1. FJM TV says:

    Well the pyramid first was built for the museum for our dictator Enver hoxha then it was a television studio and now it’s just an building thet we kids climb

  2. Mimoza Hasanaj says:

    Loving this series! Thanx for sharing. Next time ask right people and they will truly help you find even more hidden gems (no not malls 😂). Also if you come back to Kosovo I’d truly recommend Rugova (Peje) the mountains are unbelievable, the cleanest air and water you’ll experience 🙂 cheers!

  3. Denise G- Hill says:

    My brothers friends come from Tirana. They had to leave because the husband had received death threats because of his Uncle who was a policeman and he killed the murderer of his Brother.

  4. Tabula Rasa says:

    The Pyramid was built as a museum/shrine to dictator Enver Hoxha housing all of his memorabilia and belongings (kind of like a modern-day Pharaoh). I remember going there as a kid when it opened as a museum. It was very grand and ornate with red carpeting and roundabout architecture with an open center. I think it had 3 stories and each told a chapter of the story of Hoxha's life through objects belonging to him (army uniform, books, gun etc.) and the Communist party. I think in the 90s it became a dance club and then a convention center and now seems abandoned.

  5. danjel777 says:

    By the 1991 communism had fallen in Albania but the march 1991 elections left the communists in power so protests were held all over the contry and that photo is from a protest in Tirana

  6. Alan Vranian says:

    It is absolutely an important tourist attraction. As a symbol of a notorious communism, it resisted some attempts to be destroyed by previous governments. But it is still there, unrestored, a symbol of the mixed and contradictory history of Tirana. It was inaugurated on October 14, 1988, as the mausoleum of the dictator, Enver Hoxha. The pyramid form was designed by a group of architects led by the daughter and son-in-law of the dictator. Construction began in 1986 and ended in 1988. It did indeed serve as a mausoleum for Hoxha, until 1991, after which it became a conference and fair centre.

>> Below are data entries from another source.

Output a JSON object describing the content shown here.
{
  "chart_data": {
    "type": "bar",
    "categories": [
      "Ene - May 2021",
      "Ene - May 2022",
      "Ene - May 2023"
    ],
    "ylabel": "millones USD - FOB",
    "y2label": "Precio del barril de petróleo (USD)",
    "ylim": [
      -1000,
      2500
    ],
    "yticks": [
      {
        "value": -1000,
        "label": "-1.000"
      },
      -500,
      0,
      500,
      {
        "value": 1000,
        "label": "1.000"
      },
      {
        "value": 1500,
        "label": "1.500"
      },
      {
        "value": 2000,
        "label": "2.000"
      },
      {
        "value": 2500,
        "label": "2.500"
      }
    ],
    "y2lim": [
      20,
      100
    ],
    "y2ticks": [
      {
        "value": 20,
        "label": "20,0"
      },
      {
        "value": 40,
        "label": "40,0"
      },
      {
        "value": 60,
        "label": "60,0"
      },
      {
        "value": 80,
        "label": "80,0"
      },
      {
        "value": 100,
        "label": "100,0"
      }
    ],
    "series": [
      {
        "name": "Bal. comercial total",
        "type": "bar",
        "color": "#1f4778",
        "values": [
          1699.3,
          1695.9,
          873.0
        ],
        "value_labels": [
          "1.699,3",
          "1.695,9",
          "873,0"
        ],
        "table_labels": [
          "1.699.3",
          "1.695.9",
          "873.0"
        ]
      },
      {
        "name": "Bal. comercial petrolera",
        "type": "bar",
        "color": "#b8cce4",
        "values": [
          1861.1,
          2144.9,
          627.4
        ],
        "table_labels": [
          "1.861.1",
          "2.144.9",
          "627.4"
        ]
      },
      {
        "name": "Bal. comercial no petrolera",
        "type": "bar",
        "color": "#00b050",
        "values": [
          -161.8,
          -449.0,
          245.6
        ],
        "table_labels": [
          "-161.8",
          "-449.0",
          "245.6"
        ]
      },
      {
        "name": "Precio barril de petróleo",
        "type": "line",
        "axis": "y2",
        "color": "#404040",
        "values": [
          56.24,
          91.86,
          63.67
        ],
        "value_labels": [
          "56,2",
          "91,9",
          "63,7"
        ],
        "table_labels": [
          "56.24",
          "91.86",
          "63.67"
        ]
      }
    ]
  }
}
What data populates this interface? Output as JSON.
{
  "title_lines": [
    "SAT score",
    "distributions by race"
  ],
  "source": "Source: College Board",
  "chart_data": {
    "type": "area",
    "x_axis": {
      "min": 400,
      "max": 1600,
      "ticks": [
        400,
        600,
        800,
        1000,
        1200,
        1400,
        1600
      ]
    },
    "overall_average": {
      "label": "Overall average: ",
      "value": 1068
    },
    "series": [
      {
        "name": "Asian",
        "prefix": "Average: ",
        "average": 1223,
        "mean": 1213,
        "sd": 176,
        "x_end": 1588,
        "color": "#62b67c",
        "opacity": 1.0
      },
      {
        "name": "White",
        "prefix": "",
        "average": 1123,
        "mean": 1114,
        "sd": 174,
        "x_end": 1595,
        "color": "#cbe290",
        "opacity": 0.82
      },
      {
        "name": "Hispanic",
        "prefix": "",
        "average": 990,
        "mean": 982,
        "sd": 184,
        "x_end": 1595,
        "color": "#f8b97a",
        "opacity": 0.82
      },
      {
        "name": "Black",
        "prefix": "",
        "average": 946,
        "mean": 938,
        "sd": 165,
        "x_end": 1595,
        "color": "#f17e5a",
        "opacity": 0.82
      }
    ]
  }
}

    It took its name—The Pyramid—during the student revolt of December 1990, both from its form but also as a symbol of dictatorship. Today, it is officially known as the Pjeter Arbnori International Cultural Centre, and stands out as a remarkable piece of architecture and legacy from communism.

    It is not a museum and you can walk around outside it any time of day or night. You can even climb to the top of it. Many children use it as a slide.